Recovering from his daze, he asks Ruth what is happening, she simply points out the window, where they can see the mob approaching the militia, which is standing in a line, weapons at the ready. They have been given the authority by Rhodes to fire on the crowd if necessary to protect the factory. Crosby rushes out of the room, followed by Ruth. In the ruckus which follows, Ruth is shot when she steps in front of a bullet meant for Crosby, fired by Lee. Crosby ends the riot by telling them men to come back to work at their prior wages, which is what they wanted. The militia is dismissed, and Crosby fires Rhodes.

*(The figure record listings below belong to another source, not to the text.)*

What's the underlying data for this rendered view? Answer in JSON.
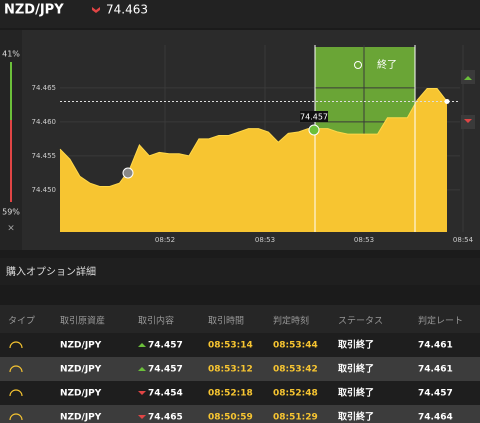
{
  "header": {
    "symbol": "NZD/JPY",
    "price": "74.463"
  },
  "sidebar": {
    "up": "41%",
    "down": "59%",
    "close": "×"
  },
  "chart_data": {
    "type": "area",
    "color": "#f7c531",
    "values": [
      74.456,
      74.4545,
      74.452,
      74.451,
      74.4505,
      74.4505,
      74.451,
      74.453,
      74.4566,
      74.455,
      74.4555,
      74.4553,
      74.4553,
      74.455,
      74.4575,
      74.4575,
      74.458,
      74.458,
      74.4585,
      74.459,
      74.459,
      74.4585,
      74.457,
      74.4583,
      74.4585,
      74.459,
      74.459,
      74.459,
      74.4585,
      74.4582,
      74.4582,
      74.4582,
      74.4582,
      74.4606,
      74.4606,
      74.4606,
      74.4632,
      74.4649,
      74.4649,
      74.463
    ],
    "ylim": [
      74.4438,
      74.4713
    ],
    "yticks": [
      74.465,
      {
        "value": 74.46,
        "label": "74.460"
      },
      74.455,
      {
        "value": 74.45,
        "label": "74.450"
      }
    ],
    "xtick_labels": [
      "08:52",
      "08:53",
      "08:53",
      "08:54"
    ],
    "expiry_label": "終了",
    "entry_label": "74.457"
  },
  "section_title": "購入オプション詳細",
  "table": {
    "headers": [
      "タイプ",
      "取引原資産",
      "取引内容",
      "取引時間",
      "判定時刻",
      "ステータス",
      "判定レート"
    ],
    "rows": [
      [
        "NZD/JPY",
        "74.457",
        "08:53:14",
        "08:53:44",
        "取引終了",
        "74.461"
      ],
      [
        "NZD/JPY",
        "74.457",
        "08:53:12",
        "08:53:42",
        "取引終了",
        "74.461"
      ],
      [
        "NZD/JPY",
        "74.454",
        "08:52:18",
        "08:52:48",
        "取引終了",
        "74.457"
      ],
      [
        "NZD/JPY",
        "74.465",
        "08:50:59",
        "08:51:29",
        "取引終了",
        "74.464"
      ]
    ]
  }
}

With the plant returned to its former status, Crosby goes to visit Ruth in the hospital, where she has been convalescing. She assures him that she can return to work soon, telling him that she's been practicing her shorthand, showing him her pad and pencil. He asks her to take a letter for him, thanking someone for opening his eyes, and asking her to marry him. When Ruth asks him to whom she should address the letter, he takes out the glove she left behind when she came to tell him of the riots, and says simply, "To the owner of this glove".

==Cast list==
- Arthur Paget as Evil
- Charles Lee as Age
- Otto Lincoln as Toil
- Robert Edeson as Nathaniel Crosby, the Absentee/Success
- A. D. Sears as Sampson Rhodes/Might
- George Andre Beranger as Tom Burke/Ambition
- Augustus Carney as David Lee/Contentment
- Loretta Blake as Happiness
- Mildred Harris as Innocence
- Wahnetta Hanson as Genevieve Rhodes/Vanity
- Olga Grey as Ruth Farwell/Justice

==Production==
In early April 1915 it was announced that Cabanne was working on allegorical film titled The Absentee which he also co-wrote with Frank E. Woods. At one point during filming, Robert Edeson forgot that he was acting and broke up a mob during filming. However, the script had called for the mob to turn him back, so the scene had to be re-shot. Cabanne had completed filming by April 1915. On May 1, it was announced that the film would be released that week, on May 3.

==Reception==
Variety gave the film a lukewarm review. They lauded Cabanne's direction as well as the script and plot, especially the mob scenes. However, they felt the movie was too slow, stating "... the film lags until the final reel." The Saturday Evening Post gave the film a positive review, saying "It gives you a mental Turkish bath, then rubs your conscience down with a rough towel. It's a great picture to see. Full of very beautiful scenes —– interspersed with some that have prongs in them." Motion Picture News gave the picture an overall favorable review, although they felt the epilogue in which all the resolutions are shown was too long. They particularly enjoyed the allegorical prologue, then projected into the main story: "Yet this knowledge furnished to the onlooker is by no means a dampener to his interest. It is most attractive to watch the development of the main plot after seeing the same characters in the allegorical prologue. It is fascinating to see the similarity of the abstract and the specific, as conceived by the authors and to note the truth of both versions of the themes." Motography gave the film a positive review, being particularly impressed with the cinematography. Moving Picture World also gave the film a positive review, enjoying the symbolism employed by the allegory, although they did voice displeasure in the decision to have Evil as a real person, instead of simply a presence. They praised the teamwork of Woods and Cabanne, and gave good reviews to the entire cast, highlighting the work of Edeson and Gray.

== Preservation ==
With no holdings located in archives, The Absentee is considered a lost film.

==Notes==
At least one source, Picture-Play Weekly, had notes of different character names. They have John Marxham instead of Nathaniel Crosby; Alma Ward instead of Ruth Farwell; Robert Thornley instead of Sampson Rhodes; and Tom Carrol instead of David Lee.